Gilberton reprinted Frankenstein for Classics Illustrated nineteen times between 1945 and 1971. The cover was redesigned and repainted by artist Norman Saunders in 1957. The interior remained unchanged. The comic was originally printed under Classic Comics, but the title changed to Classics Illustrated in March 1947. Comic book writer Donald F. Glut identified Brewster's and Webb's adaptation of Frankenstein's monster as having dark gray coloring and bare feet to differentiate from Boris Karloff's version of the monster. Glut also notes that Brewster and Webb dressed the characters in clothing more closely related to the Regency style of the early 19th century, as opposed to remaining true to the original novel's 18th century style. This Classics Illustrated edition was more risqué, featuring sex and violence that was usually required to be rewritten or redrawn by censorship laws of the time. Brewster and Webb remained true to the "Good Girl" style of artists in Jerry Iger's employment. The Smithsonian National Museum of American History has a copy of Classic Comics No. 26: Frankenstein, though it is not currently on display.

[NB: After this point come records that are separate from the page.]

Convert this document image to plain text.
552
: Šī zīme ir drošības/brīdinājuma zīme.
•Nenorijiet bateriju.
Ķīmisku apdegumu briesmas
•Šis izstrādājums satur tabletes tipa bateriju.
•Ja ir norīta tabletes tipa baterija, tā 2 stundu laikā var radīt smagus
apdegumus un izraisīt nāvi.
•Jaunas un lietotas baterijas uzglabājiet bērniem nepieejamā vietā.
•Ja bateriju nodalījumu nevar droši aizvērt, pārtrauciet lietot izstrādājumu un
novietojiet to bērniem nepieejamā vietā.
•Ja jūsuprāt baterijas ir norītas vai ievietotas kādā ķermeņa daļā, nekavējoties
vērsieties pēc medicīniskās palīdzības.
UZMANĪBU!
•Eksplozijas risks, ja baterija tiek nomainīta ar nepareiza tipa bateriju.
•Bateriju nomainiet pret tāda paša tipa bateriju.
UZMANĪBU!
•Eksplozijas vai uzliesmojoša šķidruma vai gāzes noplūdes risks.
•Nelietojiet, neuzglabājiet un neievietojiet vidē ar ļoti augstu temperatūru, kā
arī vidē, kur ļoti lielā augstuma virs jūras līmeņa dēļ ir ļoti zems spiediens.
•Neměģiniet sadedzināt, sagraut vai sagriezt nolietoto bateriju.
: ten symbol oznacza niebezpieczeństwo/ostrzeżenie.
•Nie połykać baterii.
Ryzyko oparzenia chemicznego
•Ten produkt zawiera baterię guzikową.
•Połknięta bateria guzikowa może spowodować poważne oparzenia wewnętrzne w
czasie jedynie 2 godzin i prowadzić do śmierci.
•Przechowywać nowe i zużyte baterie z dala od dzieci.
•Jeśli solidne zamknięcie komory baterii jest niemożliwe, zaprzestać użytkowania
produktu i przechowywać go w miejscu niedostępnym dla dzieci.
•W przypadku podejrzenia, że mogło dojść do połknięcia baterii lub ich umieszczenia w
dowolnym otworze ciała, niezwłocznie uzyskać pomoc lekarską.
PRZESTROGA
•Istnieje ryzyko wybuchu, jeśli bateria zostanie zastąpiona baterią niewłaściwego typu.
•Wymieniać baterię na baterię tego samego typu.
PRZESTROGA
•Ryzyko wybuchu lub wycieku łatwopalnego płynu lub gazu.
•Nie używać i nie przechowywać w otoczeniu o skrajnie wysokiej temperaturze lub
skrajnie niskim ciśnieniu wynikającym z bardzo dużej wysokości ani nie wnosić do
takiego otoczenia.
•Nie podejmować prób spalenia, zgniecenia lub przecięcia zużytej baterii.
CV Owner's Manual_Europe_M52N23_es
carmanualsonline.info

===Fiction House Comics ===
Trina Robbins, feminist comic historian and artist, applauds Fiction House for featuring a variety of female characters in numerous professions, from Jane Martin as war nurse turned aviatrix to sexy jungle queen Sheena. The women are always in charge and unafraid of conflict, never in need of a rescuer.

Sheena, Queen of the Jungle quickly became Fiction House's lead heroine and is credited as the first female super-heroine with her own titular comic. Though considered an important milestone for women in comics, Sheena's character is also largely problematic for her depictions of nonwhite characters. More recent versions of the character aim to rectify the character's past by avoiding the "jungle girl" stereotypes and focusing on environmental issues. Brewster was a featured artist in 15 issues of Sheena, the most she contributed for any one comic book title.